Rodrigo Antunes / EPA

A candidata eleita pelo Livre à Assembleia da República, Joacine Katar Moreira

Os três novos partidos com assento parlamentar — Iniciativa Liberal, Chega e Livre — tem melhores resultados em concelhos com características muito diferentes.

Nas eleições Legislativas de domingo, com base nos resultados do território nacional (falta ainda apurar os votos e atribuir os quatro mandatos da emigração), o PS foi o partido mais votado, com 36,65% dos votos e elegeu 106 deputados, seguindo-se o PSD, com 27,90% e 77 eleitos, e o BE, com 9,67% e 19 deputados.

A CDU foi a quarta força mais votada, com 6,46%, elegendo 12 deputados, 10 do PCP e dois do PEV. O CDS-PP obteve 4,25% e elegeu cinco deputados, mais um do que o PAN, que recolheu 3,28% dos votos.

Chega, Iniciativa Liberal e Livre conseguiram, pela primeira vez, um deputado cada um, com votações entre os 1,30% e os 1,09%.

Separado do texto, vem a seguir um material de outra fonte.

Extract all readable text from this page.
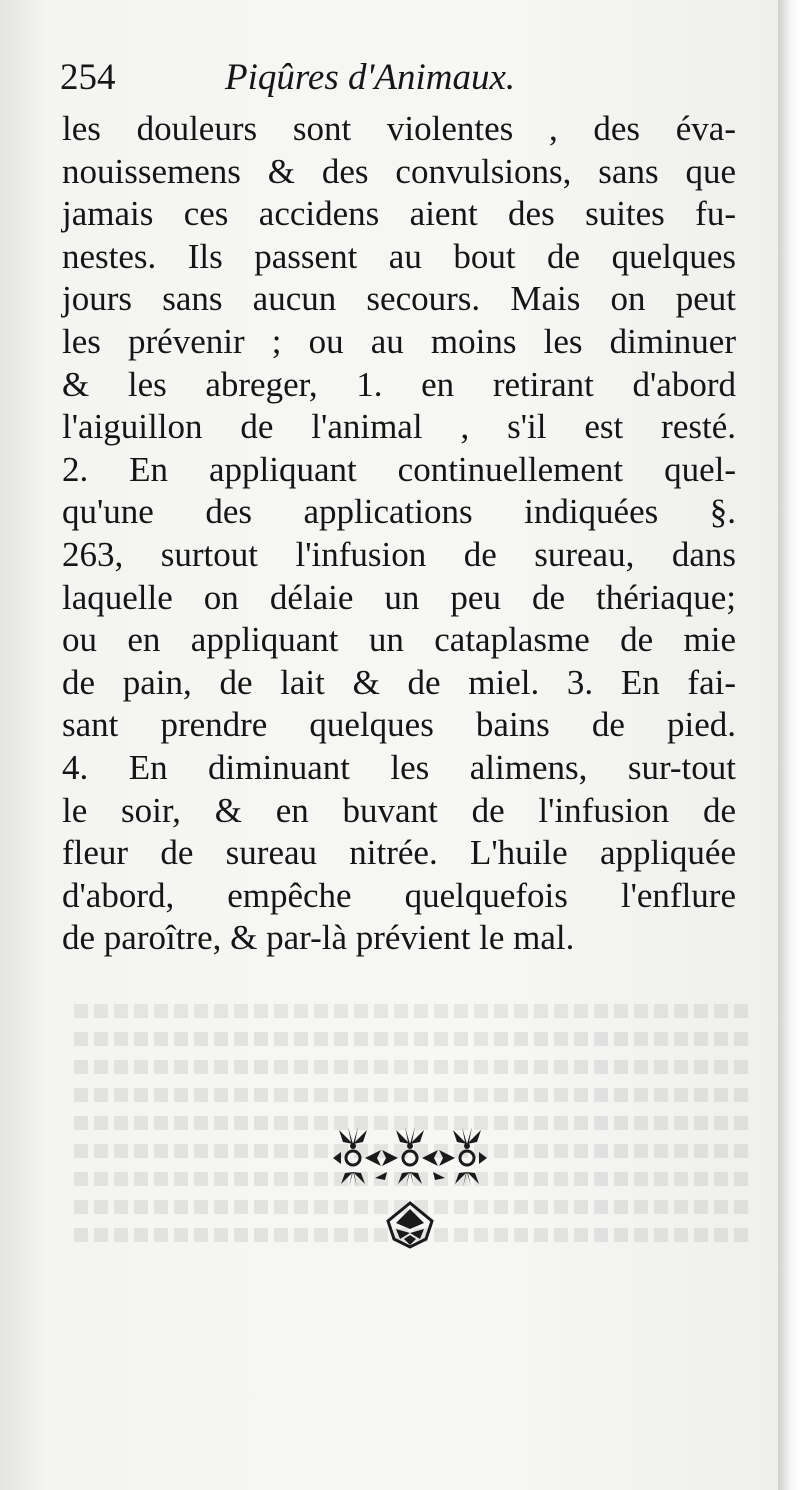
254	Piqûres d'Animaux.
les douleurs sont violentes , des éva-
nouissemens & des convulsions, sans que
jamais ces accidens aient des suites fu-
nestes. Ils passent au bout de quelques
jours sans aucun secours. Mais on peut
les prévenir ; ou au moins les diminuer
& les abreger, 1. en retirant d'abord
l'aiguillon de l'animal , s'il est resté.
2. En appliquant continuellement quel-
qu'une des applications indiquées §.
263, surtout l'infusion de sureau, dans
laquelle on délaie un peu de thériaque;
ou en appliquant un cataplasme de mie
de pain, de lait & de miel. 3. En fai-
sant prendre quelques bains de pied.
4. En diminuant les alimens, sur-tout
le soir, & en buvant de l'infusion de
fleur de sureau nitrée. L'huile appliquée
d'abord, empêche quelquefois l'enflure
de paroître, & par-là prévient le mal.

Mas como é que se distribuem os votos pelos concelhos? Onde é que os partidos tiveram os melhores resultados? O portal de dados estatísticos EyeData, da agência Lusa, cruzou os resultados com um conjunto de variáveis económicas e sociais e retirou daí algumas conclusões.

Iniciativa Liberal com mais votos nos concelhos industriais

Os concelhos onde o Iniciativa Liberal (IL) obteve resultados mais altos apresentam um volume de negócios na indústria e no comércio que ultrapassa a média nacional. O partido teve melhor votação em Lisboa e Porto, numa análise em distritos. Em termos de concelhos, Lisboa, Oeiras e Cascais estiveram em destaque.

Ambiente – A percentagem de despesas em ambiente dos municípios onde o IL obteve melhores resultados é superior à média nacional representando 10,34% do total da despesa, contra a média nacional de 8,9%. Também a percentagem de resíduos urbanos preparados para valorização e reciclagem é maior face à média. Por outro lado, o consumo de energia elétrica por habitante é maior.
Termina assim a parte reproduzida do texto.